The Bees (honey and bumble)

In early May of 2003, the upper Tennessee River Valley was inundated by a 100 year flood event. Our area received 13 inches of rain in three days. Shortly after that, our squash plants began to blossom. My first indication that something was wrong occurred in the early morning, after dawn, when I would cultivate the squash patch. The morning garden work was punctuated by silence! Where was the hum of the bumble bee moving about from squash flower to flower? Day after day, the bees failed to appear. I began to hand pollinate.

It quickly became apparent that hand pollination would not be effective as I could not hover above the squash plants to avoid stepping on stems and runners. I called a beekeeper friend and told him our problem. He brought over a small and rather weak hive of bees as a temporary solution to help with the squash pollination. Now, four years later, that hive has grown into our strongest hive, and which produced over 150 pounds of honey in 2007.

Bumble bees nest in the ground, and the flood of '03 was catastrophic to their colonies. Once a dominant pollinator in the U.S., the decline of the bumble bee is directly linked to the decline of the horse as the primary work and transportation mainstay of this country. The countless red clover fields grown to feed the horses, also provided ideal conditions for the bumble bee colonies to flourish.

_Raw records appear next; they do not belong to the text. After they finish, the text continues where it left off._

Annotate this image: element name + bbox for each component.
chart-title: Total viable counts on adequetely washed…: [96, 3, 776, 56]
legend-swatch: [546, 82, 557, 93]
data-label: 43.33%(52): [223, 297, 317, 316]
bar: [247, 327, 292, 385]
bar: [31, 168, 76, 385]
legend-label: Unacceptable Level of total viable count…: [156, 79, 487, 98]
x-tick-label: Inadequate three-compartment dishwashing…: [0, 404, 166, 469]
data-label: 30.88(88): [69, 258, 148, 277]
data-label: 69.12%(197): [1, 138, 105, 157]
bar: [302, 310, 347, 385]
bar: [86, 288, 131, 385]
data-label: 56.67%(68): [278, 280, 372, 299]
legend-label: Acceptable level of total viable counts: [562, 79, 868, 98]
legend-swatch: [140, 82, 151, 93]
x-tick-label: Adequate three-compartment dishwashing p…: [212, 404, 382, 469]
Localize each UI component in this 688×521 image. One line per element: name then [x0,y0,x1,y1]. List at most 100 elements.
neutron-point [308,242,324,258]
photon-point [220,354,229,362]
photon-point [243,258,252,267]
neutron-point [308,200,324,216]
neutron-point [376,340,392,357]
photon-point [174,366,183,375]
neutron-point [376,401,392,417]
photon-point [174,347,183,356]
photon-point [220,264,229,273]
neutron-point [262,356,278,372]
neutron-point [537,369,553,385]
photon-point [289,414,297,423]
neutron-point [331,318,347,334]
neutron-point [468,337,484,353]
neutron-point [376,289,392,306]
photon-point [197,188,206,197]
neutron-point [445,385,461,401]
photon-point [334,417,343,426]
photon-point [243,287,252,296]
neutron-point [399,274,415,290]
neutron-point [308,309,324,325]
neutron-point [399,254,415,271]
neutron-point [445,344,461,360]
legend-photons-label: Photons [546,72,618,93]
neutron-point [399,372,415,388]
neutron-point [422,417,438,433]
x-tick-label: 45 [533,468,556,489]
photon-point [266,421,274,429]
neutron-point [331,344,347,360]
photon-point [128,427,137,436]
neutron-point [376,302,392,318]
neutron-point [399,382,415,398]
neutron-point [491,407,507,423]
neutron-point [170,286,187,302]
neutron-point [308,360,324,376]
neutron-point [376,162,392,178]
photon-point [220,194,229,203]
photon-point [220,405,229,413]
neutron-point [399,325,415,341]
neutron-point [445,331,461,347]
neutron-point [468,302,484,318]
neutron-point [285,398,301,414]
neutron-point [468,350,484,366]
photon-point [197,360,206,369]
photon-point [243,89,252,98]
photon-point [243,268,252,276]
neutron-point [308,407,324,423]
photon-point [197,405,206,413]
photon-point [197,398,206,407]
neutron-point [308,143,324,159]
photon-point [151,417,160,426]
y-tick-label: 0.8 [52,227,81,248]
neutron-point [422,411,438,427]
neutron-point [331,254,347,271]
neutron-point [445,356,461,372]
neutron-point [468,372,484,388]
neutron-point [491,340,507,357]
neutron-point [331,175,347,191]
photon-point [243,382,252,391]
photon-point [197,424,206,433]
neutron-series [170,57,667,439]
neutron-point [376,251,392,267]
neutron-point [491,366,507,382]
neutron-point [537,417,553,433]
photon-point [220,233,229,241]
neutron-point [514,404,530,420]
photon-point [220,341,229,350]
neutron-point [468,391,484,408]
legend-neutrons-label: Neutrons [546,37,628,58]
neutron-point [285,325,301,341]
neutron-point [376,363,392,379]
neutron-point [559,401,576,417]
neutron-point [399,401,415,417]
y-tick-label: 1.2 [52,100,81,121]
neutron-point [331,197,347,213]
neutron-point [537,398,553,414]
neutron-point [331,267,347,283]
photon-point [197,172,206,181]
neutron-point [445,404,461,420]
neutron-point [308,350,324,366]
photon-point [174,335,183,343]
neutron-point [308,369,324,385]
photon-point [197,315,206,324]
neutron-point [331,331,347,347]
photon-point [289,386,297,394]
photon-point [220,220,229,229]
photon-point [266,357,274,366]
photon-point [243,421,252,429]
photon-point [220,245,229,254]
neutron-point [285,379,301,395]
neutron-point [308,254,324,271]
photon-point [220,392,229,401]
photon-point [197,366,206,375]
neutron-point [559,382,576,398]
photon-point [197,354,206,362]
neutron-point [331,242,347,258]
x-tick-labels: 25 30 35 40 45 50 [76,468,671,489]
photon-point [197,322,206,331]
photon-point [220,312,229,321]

Because bees are so necessary to our farming endeavors, we sow and protect areas of flowering plants that both honey and bumble bees can work to produce food for their colonies. Never again do we want to experience that ominous silence that pervaded our 2003 spring garden.

Figs

Besides tasting great, figs are a most fascinating plant. Over millions of years of evolution, it has turned itself inside out: the flowers, as well as the seeds, are inside the fruit. Pollination takes place there too, in the dark, and the agent is a tiny wasp, a millimeter long. The wingless males inseminate all the unborn females and die. The females gather pollen from male flowers, find the tiny exit hole, and fly to another fig. They squeeze in, often tearing off their wings, transfer pollen to some flowers, and lay eggs in others. Exhausted, they die too. Since each fig species has its own wasp species, they are totally interdependent. No wasp, no fig; no fig, no wasp.

Beans

Beans are probably the first seeds I ever planted as a child. They germinate and grow quickly, wrapping and climbing their way up any vertical pole or wire. They are space efficient, seem to posess a native intelligence, improve soil fertility, and produce the nicest compostible biomass as they grow and shed leaves. The profuse flowers feed the ever busy bumble bees, and they can be grown at any frost-free time of the growing season. Shelling the colorful beans from their dry, crispy pods is one of the most satisfying harvest chores we perform on the farm.

In conclusion

We feel that our primary products produced here on our farm help contribute to the overall symbiotic relationship we are promoting with our stewardship philosophy. We are mindful that we are not separate nor independent from the web of life that repeatedly manifests itself in our daily lives. Through observation, we have learned about the needs and lifecycles of other species, and how we can promote their well being within our farming practices. We are also keenly aware of the interdependent links of all the species of plants, insects, birds, reptiles, and mammals that call our farm home. We seek to honor this circle of life by being good caretakers of the Earth.